Admission plasma visfatin level strongly correlates with hematoma growth and early neurologic deterioration in patients with acute spontaneous basal ganglia hemorrhage.

Background: Visfatin, a proinflammatory mediator, has been associated with poor clinical outcomes after acute brain injury. The present study is designed to investigate the potential association between plasma visfatin levels and the risk of hematoma growth (HG) and early neurologic deterioration (END) after intracerebral hemorrhage.

Methods: There were 85 patients as cases who presented with first-time hemorrhagic stroke that were assessed within 6h after the incident. The control group consisted of 85 healthy volunteers. HG was defined as hematoma enlargement >33% at 24h. END was defined as an increase of ≥ 4 points in National Institute of Health Stroke Scale score at 24h from symptoms onset. Plasma visfatin levels were determined using enzyme immunoassay.

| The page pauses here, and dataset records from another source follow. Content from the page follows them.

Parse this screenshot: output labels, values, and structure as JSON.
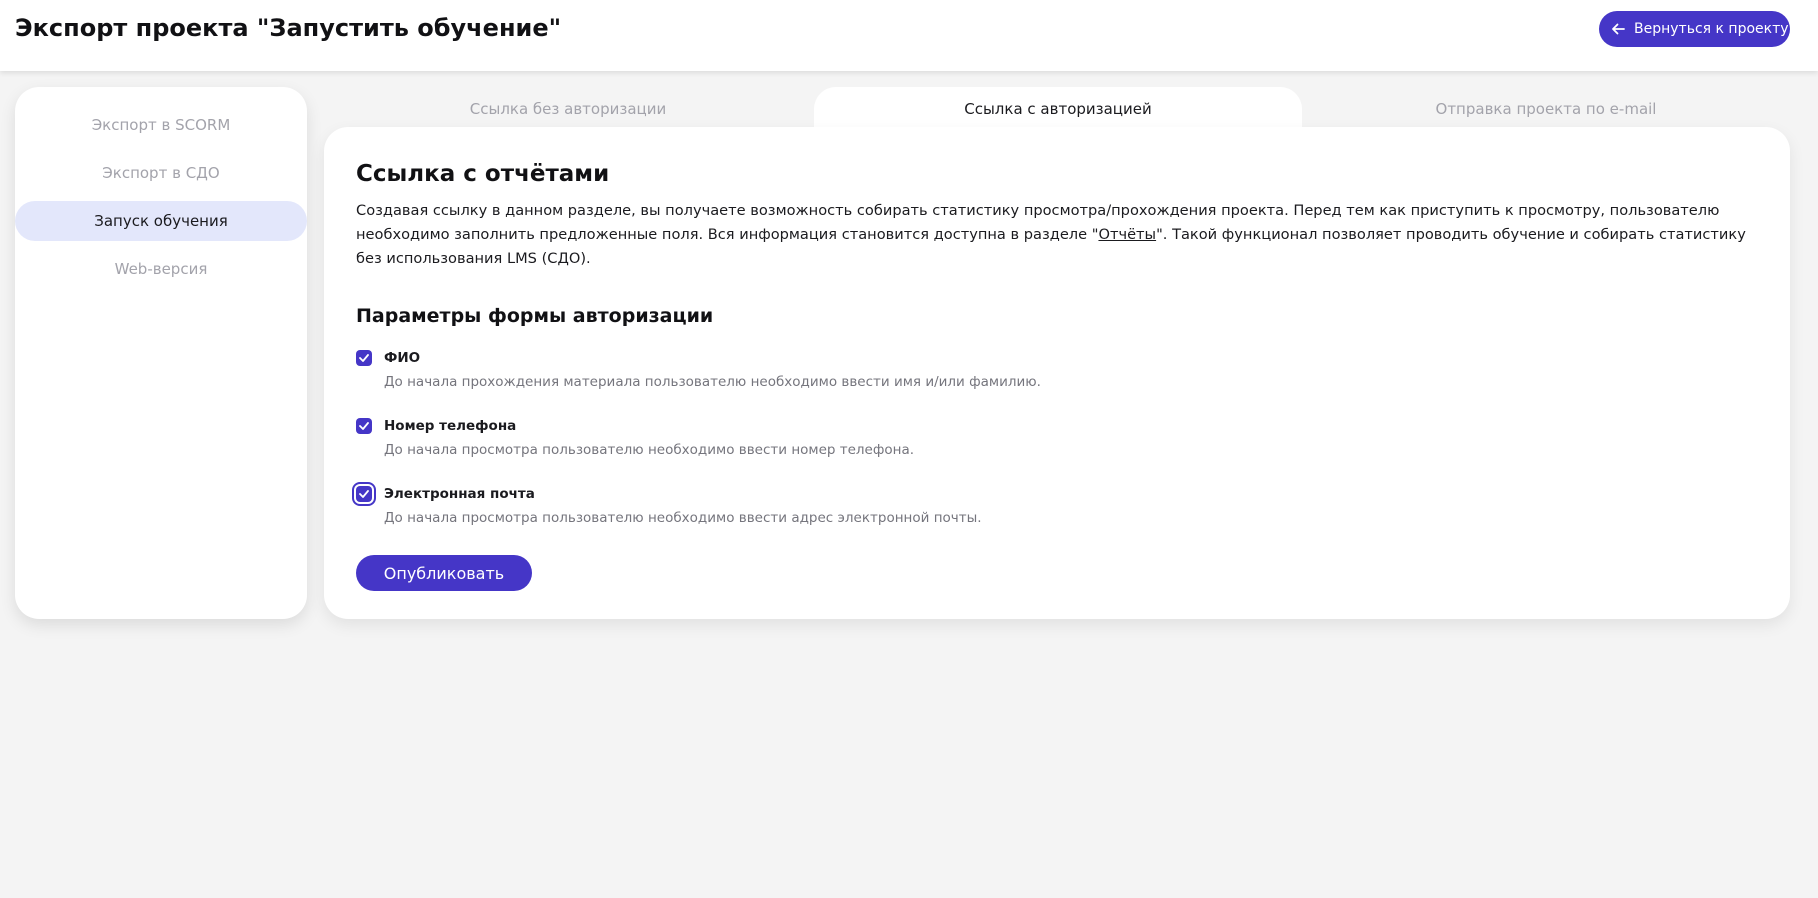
{
  "header": {
    "title": "Экспорт проекта \"Запустить обучение\"",
    "back_button": {
      "label": "Вернуться к проекту",
      "icon": "arrow-left-icon"
    }
  },
  "sidebar": {
    "items": [
      {
        "label": "Экспорт в SCORM",
        "active": false
      },
      {
        "label": "Экспорт в СДО",
        "active": false
      },
      {
        "label": "Запуск обучения",
        "active": true
      },
      {
        "label": "Web-версия",
        "active": false
      }
    ]
  },
  "tabs": [
    {
      "label": "Ссылка без авторизации",
      "active": false
    },
    {
      "label": "Ссылка с авторизацией",
      "active": true
    },
    {
      "label": "Отправка проекта по e-mail",
      "active": false
    }
  ],
  "content": {
    "title": "Ссылка с отчётами",
    "description_before": "Создавая ссылку в данном разделе, вы получаете возможность собирать статистику просмотра/прохождения проекта. Перед тем как приступить к просмотру, пользователю необходимо заполнить предложенные поля. Вся информация становится доступна в разделе \"",
    "description_link": "Отчёты",
    "description_after": "\". Такой функционал позволяет проводить обучение и собирать статистику без использования LMS (СДО).",
    "section_title": "Параметры формы авторизации",
    "options": [
      {
        "label": "ФИО",
        "hint": "До начала прохождения материала пользователю необходимо ввести имя и/или фамилию.",
        "checked": true
      },
      {
        "label": "Номер телефона",
        "hint": "До начала просмотра пользователю необходимо ввести номер телефона.",
        "checked": true
      },
      {
        "label": "Электронная почта",
        "hint": "До начала просмотра пользователю необходимо ввести адрес электронной почты.",
        "checked": true
      }
    ],
    "publish_button": "Опубликовать"
  },
  "colors": {
    "accent": "#4536c7",
    "active_sidebar_bg": "#e3e7fb",
    "page_bg": "#f4f4f4",
    "muted_text": "#a3a3ab"
  }
}
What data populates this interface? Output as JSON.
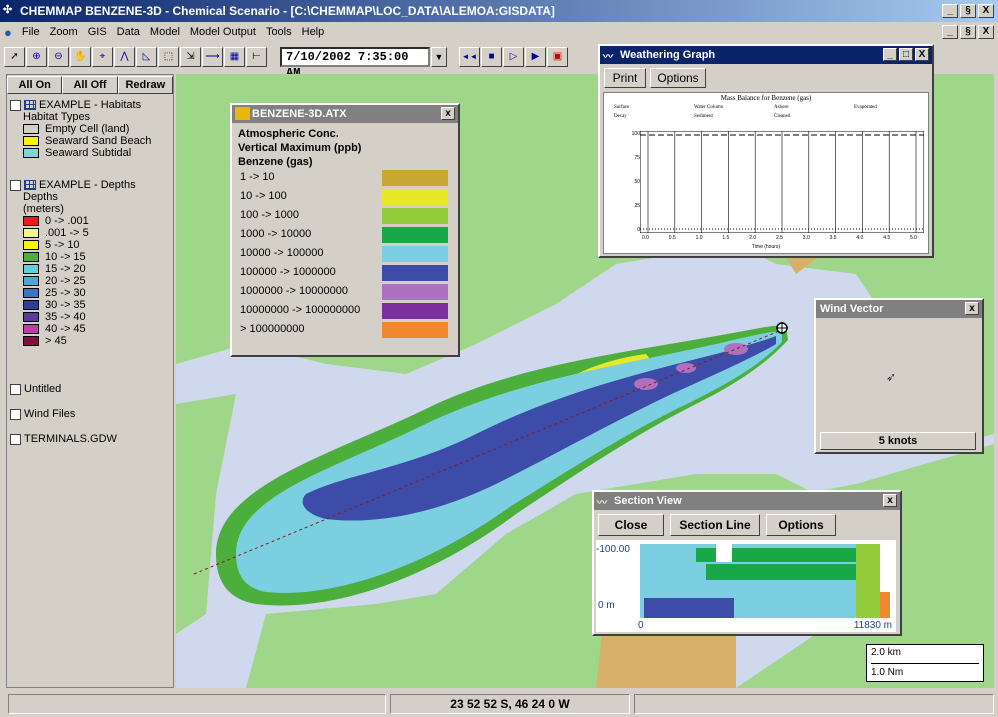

Results: Plasma visfatin levels were significantly higher in patients compared to controls. Plasma visfatin level emerged as an independent predictor of HG [odds ratio (OR), 1.154; 95% confidence interval (CI), 1.046-3.108; P=0.009] and END (OR, 1.195; 95% CI, 1.073-3.516; P=0.005). For predicting HG, area under curve (AUC) of plasma visfatin level (0.814; 95% CI: 0.715-0.890) was similar to that of hematoma volume (0.839; 95% CI, 0.743-0.909) (P=0.703). For predicting END, AUC of plasma visfatin level (0.828; 95% CI: 0.730-0.901) was similar to that of hematoma volume (0.863; 95% CI, 0.771-0.928) (P=0.605). Visfatin did not improve AUC of hematoma volume for predicting HG and END (both P>0.05).

Conclusion: Plasma visfatin level represents a novel biomarker for predicting HG and END.